A first-order reaction has a rate constant $k = 1.15 \times 10^{-3}\ \text{s}^{-1}$. How long will it take for $5\ \text{g}$ of the reactant to reduce to $3\ \text{g}$?
Solution- $t = \frac{2.303}{k}\log\frac{[R]_0}{[R]} = \frac{2.303}{1.15\times10^{-3}}\log\frac{5}{3}$.
- $\log\frac{5}{3} = \log 1.667 = 0.2218$.
- $t = \frac{2.303}{1.15\times10^{-3}} \times 0.2218 = 2002 \times 0.2218 \approx 444\ \text{s}$.
Answer: $t \approx 444\ \text{s}$ (about $7.4$ minutes).
The half-life of a first-order reaction is $60\ \text{minutes}$. Calculate its rate constant.
Solution- For first order, $t_{1/2} = \frac{0.693}{k}$, so $k = \frac{0.693}{t_{1/2}}$.
- $t_{1/2} = 60\ \text{min} = 60 \times 60 = 3600\ \text{s}$.
- $k = \frac{0.693}{3600} = 1.925 \times 10^{-4}\ \text{s}^{-1}$ (or $1.155\times10^{-2}\ \text{min}^{-1}$).
Answer: $k = 1.925 \times 10^{-4}\ \text{s}^{-1}$.
A first-order reaction is $25\%$ complete in $40\ \text{minutes}$. Calculate the rate constant and the time for $75\%$ completion.
Solution- At $25\%$ completion, $[R] = 75\%$ of $[R]_0$, so $\frac{[R]_0}{[R]} = \frac{100}{75} = 1.333$.
- $k = \frac{2.303}{40}\log 1.333 = \frac{2.303}{40}(0.1249) = 7.19\times10^{-3}\ \text{min}^{-1}$.
- For $75\%$ completion, $\frac{[R]_0}{[R]} = \frac{100}{25} = 4$: $t = \frac{2.303}{k}\log 4 = \frac{2.303}{7.19\times10^{-3}}(0.602) = 192.9\ \text{min}$.
Answer: $k = 7.19 \times 10^{-3}\ \text{min}^{-1}$; $75\%$ completion takes about $193\ \text{min}$.
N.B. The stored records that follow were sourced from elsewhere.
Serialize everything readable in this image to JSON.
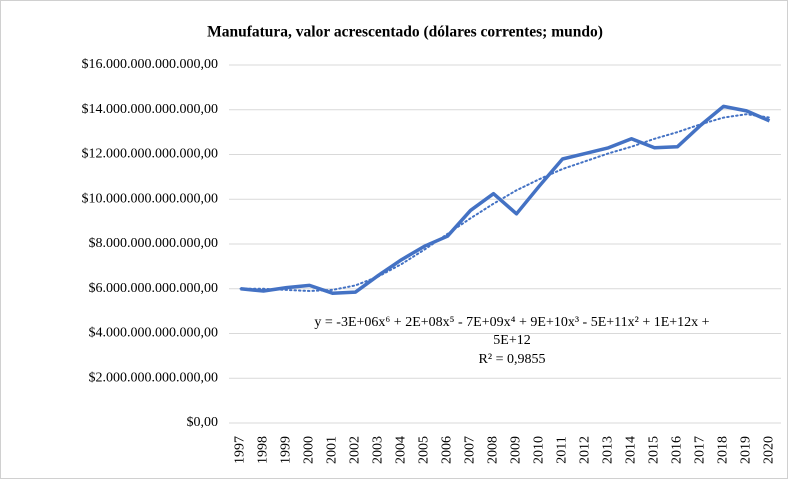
{
  "chart_data": {
    "type": "line",
    "title": "Manufatura, valor acrescentado (dólares correntes; mundo)",
    "categories": [
      "1997",
      "1998",
      "1999",
      "2000",
      "2001",
      "2002",
      "2003",
      "2004",
      "2005",
      "2006",
      "2007",
      "2008",
      "2009",
      "2010",
      "2011",
      "2012",
      "2013",
      "2014",
      "2015",
      "2016",
      "2017",
      "2018",
      "2019",
      "2020"
    ],
    "series": [
      {
        "color": "#4472c4",
        "values": [
          6000000000000,
          5900000000000,
          6050000000000,
          6150000000000,
          5800000000000,
          5850000000000,
          6600000000000,
          7300000000000,
          7900000000000,
          8350000000000,
          9500000000000,
          10250000000000,
          9350000000000,
          10600000000000,
          11800000000000,
          12050000000000,
          12300000000000,
          12700000000000,
          12300000000000,
          12350000000000,
          13300000000000,
          14150000000000,
          13950000000000,
          13500000000000
        ]
      }
    ],
    "trendline": {
      "color": "#4472c4",
      "style": "dotted",
      "values": [
        6000000000000,
        6000000000000,
        5950000000000,
        5900000000000,
        5950000000000,
        6150000000000,
        6550000000000,
        7100000000000,
        7750000000000,
        8450000000000,
        9150000000000,
        9800000000000,
        10400000000000,
        10900000000000,
        11350000000000,
        11700000000000,
        12050000000000,
        12350000000000,
        12700000000000,
        13000000000000,
        13350000000000,
        13650000000000,
        13800000000000,
        13650000000000
      ],
      "equation": [
        "y = -3E+06x⁶ + 2E+08x⁵ - 7E+09x⁴ + 9E+10x³ - 5E+11x² + 1E+12x +",
        "5E+12"
      ],
      "r_squared": "R² = 0,9855"
    },
    "ylim": [
      0,
      16000000000000
    ],
    "yticks": [
      {
        "value": 0,
        "label": "$0,00"
      },
      {
        "value": 2000000000000,
        "label": "$2.000.000.000.000,00"
      },
      {
        "value": 4000000000000,
        "label": "$4.000.000.000.000,00"
      },
      {
        "value": 6000000000000,
        "label": "$6.000.000.000.000,00"
      },
      {
        "value": 8000000000000,
        "label": "$8.000.000.000.000,00"
      },
      {
        "value": 10000000000000,
        "label": "$10.000.000.000.000,00"
      },
      {
        "value": 12000000000000,
        "label": "$12.000.000.000.000,00"
      },
      {
        "value": 14000000000000,
        "label": "$14.000.000.000.000,00"
      },
      {
        "value": 16000000000000,
        "label": "$16.000.000.000.000,00"
      }
    ],
    "grid": true
  }
}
For a zero-order reaction, $[R]_0 = 0.50\ \text{mol L}^{-1}$ and $k = 2.0 \times 10^{-2}\ \text{mol L}^{-1}\text{s}^{-1}$. Find $[R]$ after $10\ \text{s}$ and the half-life.
Solution- $[R] = [R]_0 - kt = 0.50 - (2.0\times10^{-2})(10) = 0.50 - 0.20 = 0.30\ \text{mol L}^{-1}$.
- For zero order, $t_{1/2} = \frac{[R]_0}{2k} = \frac{0.50}{2(2.0\times10^{-2})} = \frac{0.50}{0.04} = 12.5\ \text{s}$.
Answer: $[R] = 0.30\ \text{mol L}^{-1}$ after $10\ \text{s}$; $t_{1/2} = 12.5\ \text{s}$.
A first-order reaction takes $69.3\ \text{minutes}$ for $50\%$ completion. How long will $90\%$ of the reaction take?
Solution- $50\%$ completion is the half-life, so $t_{1/2} = 69.3\ \text{min}$, giving $k = \frac{0.693}{69.3} = 0.0100\ \text{min}^{-1}$.
- For $90\%$ completion, $[R] = 10\%$ of $[R]_0$, so $\frac{[R]_0}{[R]} = 10$.
- $t = \frac{2.303}{k}\log 10 = \frac{2.303}{0.0100}(1) = 230.3\ \text{min}$.
Answer: $t \approx 230.3\ \text{min}$ for $90\%$ completion.
Explain, with the rate expression, why the acid hydrolysis of an ester in dilute aqueous solution is a pseudo-first-order reaction.
Solution- The true rate law is $\text{Rate} = k[\text{ester}][H_2O]$, so the reaction is second order overall.
- In dilute solution water is in large excess; $[H_2O]$ is essentially constant throughout the reaction.
- Combine the constant into the rate constant: $\text{Rate} = k'[\text{ester}]$ with $k' = k[H_2O]$, which is the form of a first-order rate law.
Answer: Because $[H_2O]$ stays effectively constant, the second-order reaction behaves as first order in ester, i.e. pseudo-first-order.